By Scott Dance, The Baltimore Sun
12:20 PM EDT, May 29, 2013
Though some compared the explosion that followed Tuesday's CSX train derailment in Rosedale to the earthquake that rattled the region in 2011, it did not register on U.S. Geological Survey monitors.
That is according to data from the National Earthquake Information Center in Golden, Colo. There was no sign of seismic activity in the Baltimore area around 2 p.m., when a freight train, carrying chemicals that later exploded, crashed into a truck.
The explosion sent a shock wave felt for miles across the region, breaking windows, knocking pictures off of walls and dropping ceiling tiles in areas closest to the blast.
Such incidents do not typically trigger signs of seismic activity, a USGS spokesman said. Such explosions typically travel through the air and not the ground, unless they occur in quarries or caves.

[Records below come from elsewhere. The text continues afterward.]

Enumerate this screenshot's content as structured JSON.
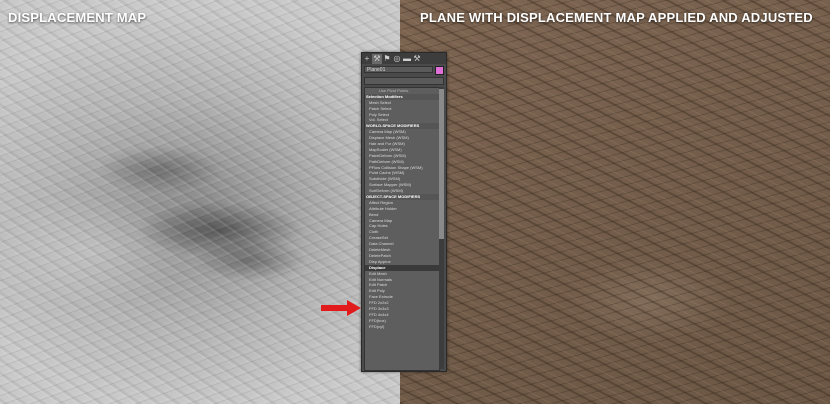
{
  "captions": {
    "left": "DISPLACEMENT MAP",
    "right": "PLANE WITH DISPLACEMENT MAP APPLIED AND ADJUSTED"
  },
  "command_panel": {
    "toolbar_icons": [
      "create-icon",
      "modify-icon",
      "hierarchy-icon",
      "motion-icon",
      "display-icon",
      "utilities-icon"
    ],
    "object_name": "Plane01",
    "name_color": "#e070d8",
    "modifier_list": [
      {
        "label": "Use Pivot Points",
        "type": "pin"
      },
      {
        "label": "Selection Modifiers",
        "type": "header"
      },
      {
        "label": "Mesh Select",
        "type": "item"
      },
      {
        "label": "Patch Select",
        "type": "item"
      },
      {
        "label": "Poly Select",
        "type": "item"
      },
      {
        "label": "Vol. Select",
        "type": "item"
      },
      {
        "label": "WORLD-SPACE MODIFIERS",
        "type": "header"
      },
      {
        "label": "Camera Map (WSM)",
        "type": "item"
      },
      {
        "label": "Displace Mesh (WSM)",
        "type": "item"
      },
      {
        "label": "Hair and Fur (WSM)",
        "type": "item"
      },
      {
        "label": "MapScaler (WSM)",
        "type": "item"
      },
      {
        "label": "PatchDeform (WSM)",
        "type": "item"
      },
      {
        "label": "PathDeform (WSM)",
        "type": "item"
      },
      {
        "label": "PFlow Collision Shape (WSM)",
        "type": "item"
      },
      {
        "label": "Point Cache (WSM)",
        "type": "item"
      },
      {
        "label": "Subdivide (WSM)",
        "type": "item"
      },
      {
        "label": "Surface Mapper (WSM)",
        "type": "item"
      },
      {
        "label": "SurfDeform (WSM)",
        "type": "item"
      },
      {
        "label": "OBJECT-SPACE MODIFIERS",
        "type": "header"
      },
      {
        "label": "Affect Region",
        "type": "item"
      },
      {
        "label": "Attribute Holder",
        "type": "item"
      },
      {
        "label": "Bend",
        "type": "item"
      },
      {
        "label": "Camera Map",
        "type": "item"
      },
      {
        "label": "Cap Holes",
        "type": "item"
      },
      {
        "label": "Cloth",
        "type": "item"
      },
      {
        "label": "CreaseSet",
        "type": "item"
      },
      {
        "label": "Data Channel",
        "type": "item"
      },
      {
        "label": "DeleteMesh",
        "type": "item"
      },
      {
        "label": "DeletePatch",
        "type": "item"
      },
      {
        "label": "Disp Approx",
        "type": "item"
      },
      {
        "label": "Displace",
        "type": "selected"
      },
      {
        "label": "Edit Mesh",
        "type": "item"
      },
      {
        "label": "Edit Normals",
        "type": "item"
      },
      {
        "label": "Edit Patch",
        "type": "item"
      },
      {
        "label": "Edit Poly",
        "type": "item"
      },
      {
        "label": "Face Extrude",
        "type": "item"
      },
      {
        "label": "FFD 2x2x2",
        "type": "item"
      },
      {
        "label": "FFD 3x3x3",
        "type": "item"
      },
      {
        "label": "FFD 4x4x4",
        "type": "item"
      },
      {
        "label": "FFD(box)",
        "type": "item"
      },
      {
        "label": "FFD(cyl)",
        "type": "item"
      }
    ]
  },
  "colors": {
    "displacement_map": "#b5b5b5",
    "plane": "#755f4c",
    "arrow": "#e11b1b"
  }
}
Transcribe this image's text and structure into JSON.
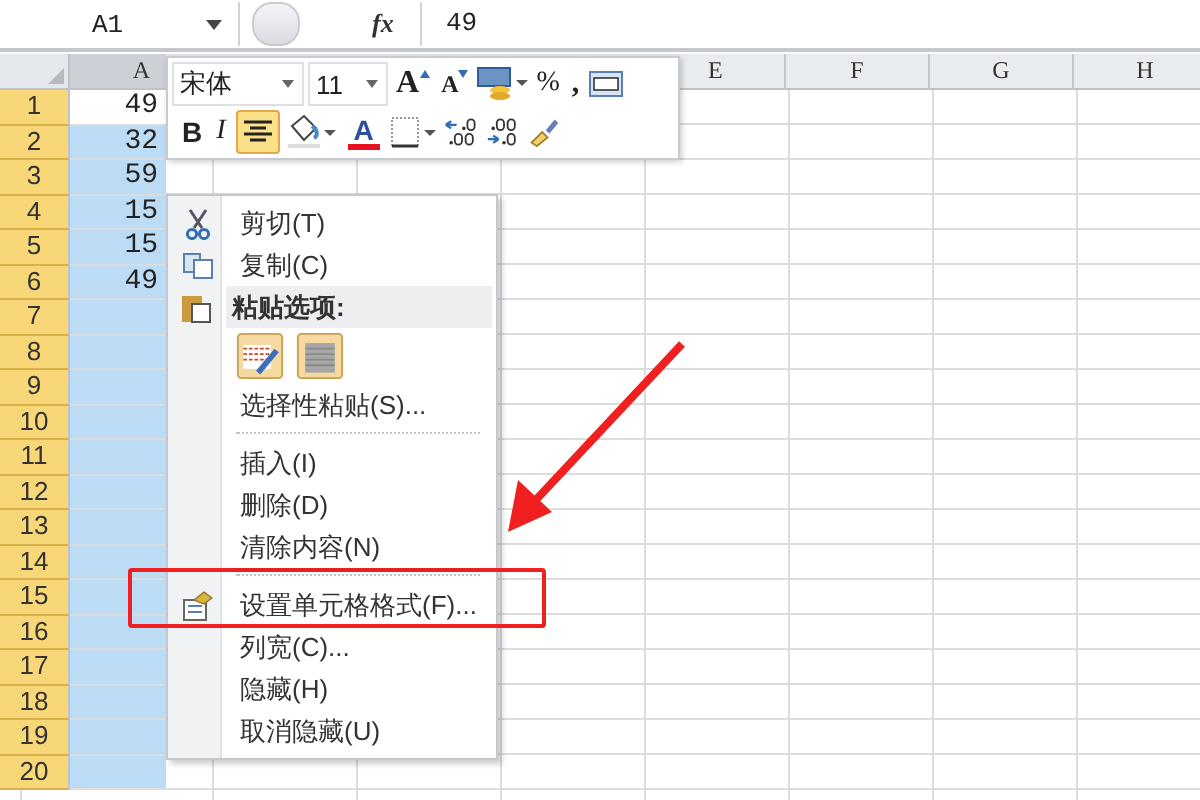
{
  "formula_bar": {
    "name_box": "A1",
    "fx": "fx",
    "value": "49"
  },
  "columns": [
    {
      "label": "A",
      "selected": true
    },
    {
      "label": "E",
      "selected": false
    },
    {
      "label": "F",
      "selected": false
    },
    {
      "label": "G",
      "selected": false
    },
    {
      "label": "H",
      "selected": false
    }
  ],
  "rows": [
    {
      "number": "1",
      "selected": true,
      "value": "49",
      "active": true
    },
    {
      "number": "2",
      "selected": true,
      "value": "32",
      "active": false
    },
    {
      "number": "3",
      "selected": true,
      "value": "59",
      "active": false
    },
    {
      "number": "4",
      "selected": true,
      "value": "15",
      "active": false
    },
    {
      "number": "5",
      "selected": true,
      "value": "15",
      "active": false
    },
    {
      "number": "6",
      "selected": true,
      "value": "49",
      "active": false
    },
    {
      "number": "7",
      "selected": true,
      "active": false
    },
    {
      "number": "8",
      "selected": true,
      "active": false
    },
    {
      "number": "9",
      "selected": true,
      "active": false
    },
    {
      "number": "10",
      "selected": true,
      "active": false
    },
    {
      "number": "11",
      "selected": true,
      "active": false
    },
    {
      "number": "12",
      "selected": true,
      "active": false
    },
    {
      "number": "13",
      "selected": true,
      "active": false
    },
    {
      "number": "14",
      "selected": true,
      "active": false
    },
    {
      "number": "15",
      "selected": true,
      "active": false
    },
    {
      "number": "16",
      "selected": true,
      "active": false
    },
    {
      "number": "17",
      "selected": true,
      "active": false
    },
    {
      "number": "18",
      "selected": true,
      "active": false
    },
    {
      "number": "19",
      "selected": true,
      "active": false
    },
    {
      "number": "20",
      "selected": true,
      "active": false
    }
  ],
  "mini_toolbar": {
    "font": "宋体",
    "size": "11",
    "row_1": [
      {
        "kind": "grow",
        "label": "A"
      },
      {
        "kind": "shrink",
        "label": "A"
      },
      {
        "kind": "accounting"
      },
      {
        "kind": "percent",
        "label": "%"
      },
      {
        "kind": "comma",
        "label": ","
      },
      {
        "kind": "merge"
      }
    ],
    "row_2": [
      {
        "kind": "bold",
        "label": "B",
        "selected": false
      },
      {
        "kind": "italic",
        "label": "I",
        "selected": false
      },
      {
        "kind": "center",
        "selected": true
      },
      {
        "kind": "fill"
      },
      {
        "kind": "fontcolor",
        "label": "A",
        "color": "#e81123"
      },
      {
        "kind": "border"
      },
      {
        "kind": "increase"
      },
      {
        "kind": "decrease"
      },
      {
        "kind": "painter"
      }
    ]
  },
  "context_menu": [
    {
      "kind": "cut",
      "label": "剪切(T)"
    },
    {
      "kind": "copy",
      "label": "复制(C)"
    },
    {
      "kind": "paste",
      "label": "粘贴选项:"
    },
    {
      "kind": "options"
    },
    {
      "kind": "plain",
      "label": "选择性粘贴(S)..."
    },
    {
      "kind": "separator"
    },
    {
      "kind": "plain",
      "label": "插入(I)"
    },
    {
      "kind": "plain",
      "label": "删除(D)"
    },
    {
      "kind": "plain",
      "label": "清除内容(N)"
    },
    {
      "kind": "separator"
    },
    {
      "kind": "format",
      "label": "设置单元格格式(F)..."
    },
    {
      "kind": "plain",
      "label": "列宽(C)..."
    },
    {
      "kind": "plain",
      "label": "隐藏(H)"
    },
    {
      "kind": "plain",
      "label": "取消隐藏(U)"
    }
  ]
}
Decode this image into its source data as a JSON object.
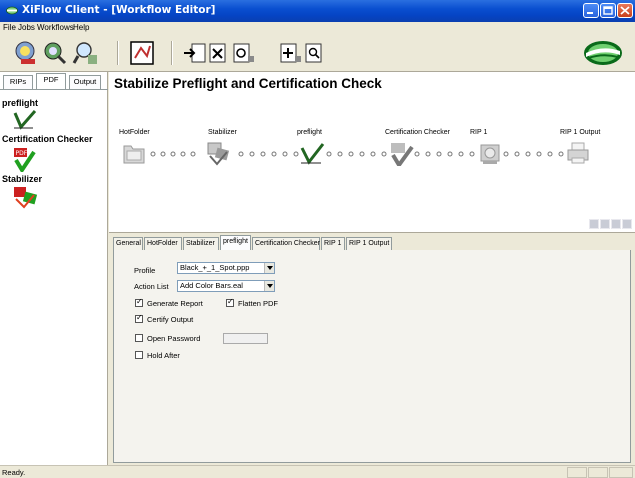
{
  "window": {
    "title": "XiFlow Client - [Workflow Editor]",
    "controls": [
      "minimize",
      "maximize",
      "close"
    ]
  },
  "menubar": {
    "items": [
      {
        "label": "File"
      },
      {
        "label": "Jobs"
      },
      {
        "label": "Workflows"
      },
      {
        "label": "Help"
      }
    ]
  },
  "toolbar": {
    "buttons": [
      "rip-icon",
      "preflight-icon",
      "search-icon",
      "workflow-editor-icon",
      "import-icon",
      "delete-icon",
      "refresh-icon",
      "add-icon",
      "find-icon"
    ],
    "logo": "globe-logo-icon"
  },
  "left_panel": {
    "tabs": [
      {
        "label": "RIPs",
        "active": false
      },
      {
        "label": "PDF",
        "active": true
      },
      {
        "label": "Output",
        "active": false
      }
    ],
    "items": [
      {
        "label": "preflight",
        "icon": "checkmark-icon"
      },
      {
        "label": "Certification Checker",
        "icon": "pdf-check-icon"
      },
      {
        "label": "Stabilizer",
        "icon": "stabilizer-icon"
      }
    ]
  },
  "workflow": {
    "title": "Stabilize Preflight and Certification Check",
    "nodes": [
      {
        "label": "HotFolder",
        "icon": "folder-icon"
      },
      {
        "label": "Stabilizer",
        "icon": "stabilizer-icon"
      },
      {
        "label": "preflight",
        "icon": "checkmark-icon"
      },
      {
        "label": "Certification Checker",
        "icon": "pdf-check-icon"
      },
      {
        "label": "RIP 1",
        "icon": "rip-printer-icon"
      },
      {
        "label": "RIP 1 Output",
        "icon": "printer-icon"
      }
    ]
  },
  "properties": {
    "tabs": [
      {
        "label": "General",
        "active": false
      },
      {
        "label": "HotFolder",
        "active": false
      },
      {
        "label": "Stabilizer",
        "active": false
      },
      {
        "label": "preflight",
        "active": true
      },
      {
        "label": "Certification Checker",
        "active": false
      },
      {
        "label": "RIP 1",
        "active": false
      },
      {
        "label": "RIP 1 Output",
        "active": false
      }
    ],
    "profile_label": "Profile",
    "profile_value": "Black_+_1_Spot.ppp",
    "action_list_label": "Action List",
    "action_list_value": "Add Color Bars.eal",
    "generate_report_label": "Generate Report",
    "generate_report_checked": true,
    "flatten_pdf_label": "Flatten PDF",
    "flatten_pdf_checked": true,
    "certify_output_label": "Certify Output",
    "certify_output_checked": true,
    "open_password_label": "Open Password",
    "open_password_checked": false,
    "open_password_value": "",
    "hold_after_label": "Hold After",
    "hold_after_checked": false
  },
  "status": {
    "text": "Ready."
  }
}
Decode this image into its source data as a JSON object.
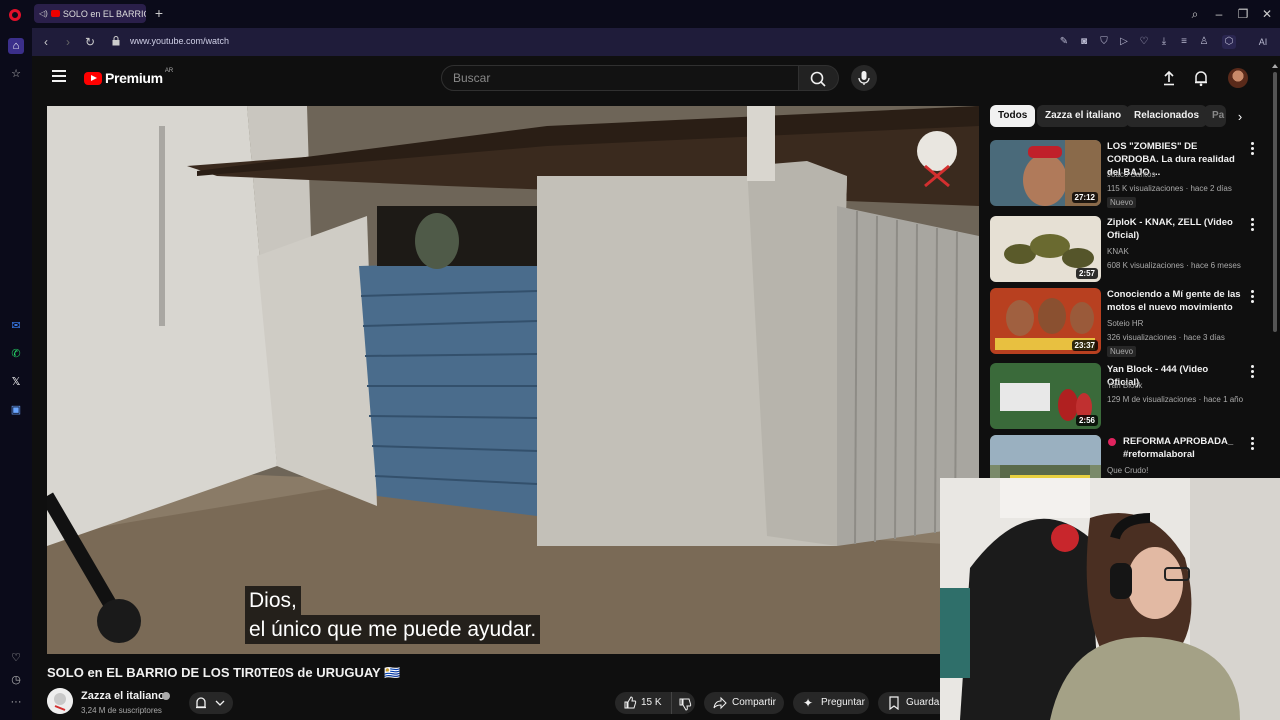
{
  "browser": {
    "tab_title": "SOLO en EL BARRIO D",
    "url": "www.youtube.com/watch",
    "ai_label": "AI"
  },
  "youtube": {
    "logo_text": "Premium",
    "country_code": "AR",
    "search_placeholder": "Buscar"
  },
  "video": {
    "caption_line1": "Dios,",
    "caption_line2": "el único que me puede ayudar.",
    "title": "SOLO en EL BARRIO DE LOS TIR0TE0S de URUGUAY 🇺🇾",
    "channel": "Zazza el italiano",
    "subscribers": "3,24 M de suscriptores",
    "likes": "15 K",
    "share_label": "Compartir",
    "ask_label": "Preguntar",
    "save_label": "Guardar"
  },
  "chips": [
    "Todos",
    "Zazza el italiano",
    "Relacionados",
    "Pa"
  ],
  "recommendations": [
    {
      "title": "LOS \"ZOMBIES\" DE CORDOBA. La dura realidad del BAJO ...",
      "channel": "Joaco Santos",
      "meta": "115 K visualizaciones · hace 2 días",
      "badge": "Nuevo",
      "duration": "27:12"
    },
    {
      "title": "ZiploK - KNAK, ZELL (Video Oficial)",
      "channel": "KNAK",
      "meta": "608 K visualizaciones · hace 6 meses",
      "badge": "",
      "duration": "2:57"
    },
    {
      "title": "Conociendo a Mí gente de las motos el nuevo movimiento",
      "channel": "Soteio HR",
      "meta": "326 visualizaciones · hace 3 días",
      "badge": "Nuevo",
      "duration": "23:37"
    },
    {
      "title": "Yan Block - 444 (Video Oficial)",
      "channel": "Yan Block",
      "meta": "129 M de visualizaciones · hace 1 año",
      "badge": "",
      "duration": "2:56"
    },
    {
      "title": "REFORMA APROBADA_ #reformalaboral",
      "channel": "Que Crudo!",
      "meta": "",
      "badge": "",
      "duration": ""
    }
  ],
  "colors": {
    "accent_red": "#ff0000",
    "browser_bg": "#0b0b1a",
    "addressbar_bg": "#1f1c3a",
    "page_bg": "#0f0f0f"
  }
}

The Aug. 23, 2011, earthquake was rated a 5.8 and shook most strongly around its epicenter in central Virginia and along the Chesapeake Bay in Maryland, but was felt as far away as Georgia and Quebec.
Baltimore's Basilica of the Assumption required a $3 million restoration to repair damaged caused during the earthquake.
Businesses around the derailment and explosion were still surveying damage Wednesday.